Evgeny Gleizerov: Я всегда могу расшифровать свои слова Если очень коротко, то ни "азиатских рож" (при понимании того, чьи это были рожи, азиаты тут вообще ни при чём), ни "заодно с правопорядком" (при понимании того, что это был за "правопорядок"), ни у Лермонтова, ни у Гумилёва быть не могло. А я взял не случайные вырванные из контекста цитаты, а именно характеризующие обоих авторов, красной нитью, так сказать, проходящие через их творчество. Вот этому истерическому выдаванию злой беды за добродетель, всей этой самообманной и самоумилённой духовности, которой, к несчастью, битком набита русская литература, и Лермонтов, и Гумилёв были абсолютно чужды.
А также напр. Батюшков, Баратынский, Фет, Ахматова, Бродский и Пригов, не говоря уж о Пушкине (за вычетом нескольких поздних стихов - но Лермонтов столько не прожил).

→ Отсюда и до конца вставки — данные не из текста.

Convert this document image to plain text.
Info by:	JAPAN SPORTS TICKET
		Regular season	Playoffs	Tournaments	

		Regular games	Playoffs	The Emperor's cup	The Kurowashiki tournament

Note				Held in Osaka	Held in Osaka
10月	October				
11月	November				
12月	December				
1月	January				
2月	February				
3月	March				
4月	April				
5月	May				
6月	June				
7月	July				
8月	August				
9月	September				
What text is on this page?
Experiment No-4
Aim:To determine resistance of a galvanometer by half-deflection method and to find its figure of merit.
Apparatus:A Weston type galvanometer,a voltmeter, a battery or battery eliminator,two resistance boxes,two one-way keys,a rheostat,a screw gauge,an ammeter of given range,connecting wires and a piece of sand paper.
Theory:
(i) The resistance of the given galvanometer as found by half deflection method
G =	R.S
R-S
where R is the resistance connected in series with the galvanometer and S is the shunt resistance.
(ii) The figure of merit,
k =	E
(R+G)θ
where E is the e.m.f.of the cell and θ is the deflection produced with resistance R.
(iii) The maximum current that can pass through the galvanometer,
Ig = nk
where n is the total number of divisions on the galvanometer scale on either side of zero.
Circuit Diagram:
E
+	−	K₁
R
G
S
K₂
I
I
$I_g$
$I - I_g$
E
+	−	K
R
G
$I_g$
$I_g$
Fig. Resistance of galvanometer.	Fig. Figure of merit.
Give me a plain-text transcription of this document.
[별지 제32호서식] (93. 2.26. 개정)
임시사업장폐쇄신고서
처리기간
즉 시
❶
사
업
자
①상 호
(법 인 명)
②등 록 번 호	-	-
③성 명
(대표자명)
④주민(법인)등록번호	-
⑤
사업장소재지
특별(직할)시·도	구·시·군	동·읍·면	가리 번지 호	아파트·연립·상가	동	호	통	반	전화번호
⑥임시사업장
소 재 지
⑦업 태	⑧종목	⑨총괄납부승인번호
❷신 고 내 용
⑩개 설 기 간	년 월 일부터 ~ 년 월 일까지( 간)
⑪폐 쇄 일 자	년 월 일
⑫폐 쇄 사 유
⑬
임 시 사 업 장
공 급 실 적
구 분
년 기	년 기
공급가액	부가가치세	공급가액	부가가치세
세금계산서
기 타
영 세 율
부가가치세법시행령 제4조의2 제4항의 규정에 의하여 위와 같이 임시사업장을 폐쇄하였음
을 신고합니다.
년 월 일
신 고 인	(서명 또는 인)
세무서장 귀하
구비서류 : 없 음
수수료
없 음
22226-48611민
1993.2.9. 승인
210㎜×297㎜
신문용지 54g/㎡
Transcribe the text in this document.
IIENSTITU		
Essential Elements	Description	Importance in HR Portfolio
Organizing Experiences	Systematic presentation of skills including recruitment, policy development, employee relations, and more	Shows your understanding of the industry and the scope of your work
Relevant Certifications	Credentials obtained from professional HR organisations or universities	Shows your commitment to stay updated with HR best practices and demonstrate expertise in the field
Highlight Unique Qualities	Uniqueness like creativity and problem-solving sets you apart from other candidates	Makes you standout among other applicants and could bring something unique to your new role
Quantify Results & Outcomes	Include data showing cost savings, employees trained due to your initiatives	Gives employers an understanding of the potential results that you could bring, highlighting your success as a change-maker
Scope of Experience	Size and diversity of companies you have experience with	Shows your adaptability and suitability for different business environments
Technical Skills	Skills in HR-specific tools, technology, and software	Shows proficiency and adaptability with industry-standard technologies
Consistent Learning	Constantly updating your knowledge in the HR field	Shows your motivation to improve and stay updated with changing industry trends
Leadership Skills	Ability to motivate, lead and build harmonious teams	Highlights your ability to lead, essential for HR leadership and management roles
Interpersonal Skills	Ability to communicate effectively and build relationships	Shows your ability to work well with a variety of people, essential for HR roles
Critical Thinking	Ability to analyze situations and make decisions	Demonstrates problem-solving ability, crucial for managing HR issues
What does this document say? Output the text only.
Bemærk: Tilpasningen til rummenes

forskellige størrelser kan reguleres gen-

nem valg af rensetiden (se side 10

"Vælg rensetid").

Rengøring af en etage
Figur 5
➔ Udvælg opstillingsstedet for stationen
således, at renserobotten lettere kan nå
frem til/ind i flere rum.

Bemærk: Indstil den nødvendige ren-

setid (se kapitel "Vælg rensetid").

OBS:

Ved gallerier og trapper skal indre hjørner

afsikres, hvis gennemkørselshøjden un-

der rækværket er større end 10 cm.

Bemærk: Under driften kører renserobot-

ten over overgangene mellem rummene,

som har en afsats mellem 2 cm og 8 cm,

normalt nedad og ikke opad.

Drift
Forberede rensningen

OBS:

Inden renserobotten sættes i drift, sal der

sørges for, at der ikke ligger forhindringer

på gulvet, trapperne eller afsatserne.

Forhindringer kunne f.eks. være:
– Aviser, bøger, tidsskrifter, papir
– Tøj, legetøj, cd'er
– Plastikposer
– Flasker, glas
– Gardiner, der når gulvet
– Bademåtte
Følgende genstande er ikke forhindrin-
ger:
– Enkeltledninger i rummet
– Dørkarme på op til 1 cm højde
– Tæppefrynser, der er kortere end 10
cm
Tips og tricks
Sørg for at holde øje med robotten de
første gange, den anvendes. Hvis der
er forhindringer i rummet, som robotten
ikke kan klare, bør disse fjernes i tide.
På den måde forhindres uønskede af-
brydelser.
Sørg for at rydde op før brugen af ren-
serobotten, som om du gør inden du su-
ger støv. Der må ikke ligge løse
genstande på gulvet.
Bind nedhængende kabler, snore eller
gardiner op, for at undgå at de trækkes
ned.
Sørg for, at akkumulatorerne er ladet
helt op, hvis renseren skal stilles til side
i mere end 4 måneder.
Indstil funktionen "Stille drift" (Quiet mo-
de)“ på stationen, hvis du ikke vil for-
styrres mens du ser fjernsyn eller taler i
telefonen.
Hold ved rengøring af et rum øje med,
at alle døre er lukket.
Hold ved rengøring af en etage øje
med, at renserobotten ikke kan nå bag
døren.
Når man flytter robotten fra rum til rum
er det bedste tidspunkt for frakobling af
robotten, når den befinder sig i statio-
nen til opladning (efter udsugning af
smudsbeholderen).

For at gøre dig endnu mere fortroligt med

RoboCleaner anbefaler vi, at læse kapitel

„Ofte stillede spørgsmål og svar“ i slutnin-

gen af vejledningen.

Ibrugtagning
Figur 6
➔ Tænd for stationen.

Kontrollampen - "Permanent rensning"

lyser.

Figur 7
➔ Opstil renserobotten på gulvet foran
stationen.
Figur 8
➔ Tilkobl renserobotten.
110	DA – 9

А что между ними общего? Что у всех них НЕТ умиленной духовности?
По тому же, что у них ЕСТЬ, Пастернак будет все-таки ближе к Фету, а вышедший из Киплинга Гумилев окажется не так уж близок к Лермонтову.
Хороший список, который, конечно, можно сильно расширить. Грибоедов, Вяземский, Островский, А. К. Толстой - то, что сразу приходит в голову из XIX века. С Ахматовой для меня не всё ясно ("Всё расхищено, предано, продано" и кое-что ещё), ну да ладно. Политическое-то её понимание дела всегда было безупречно, конечно.
Что общего? Ну да, именно это. Простая человечность, безо всякой злобной (неизбежно злобной, даже если её носитель лично добрый человек) дури. Я не литературовед, могу себе позволить внелитературные критерии.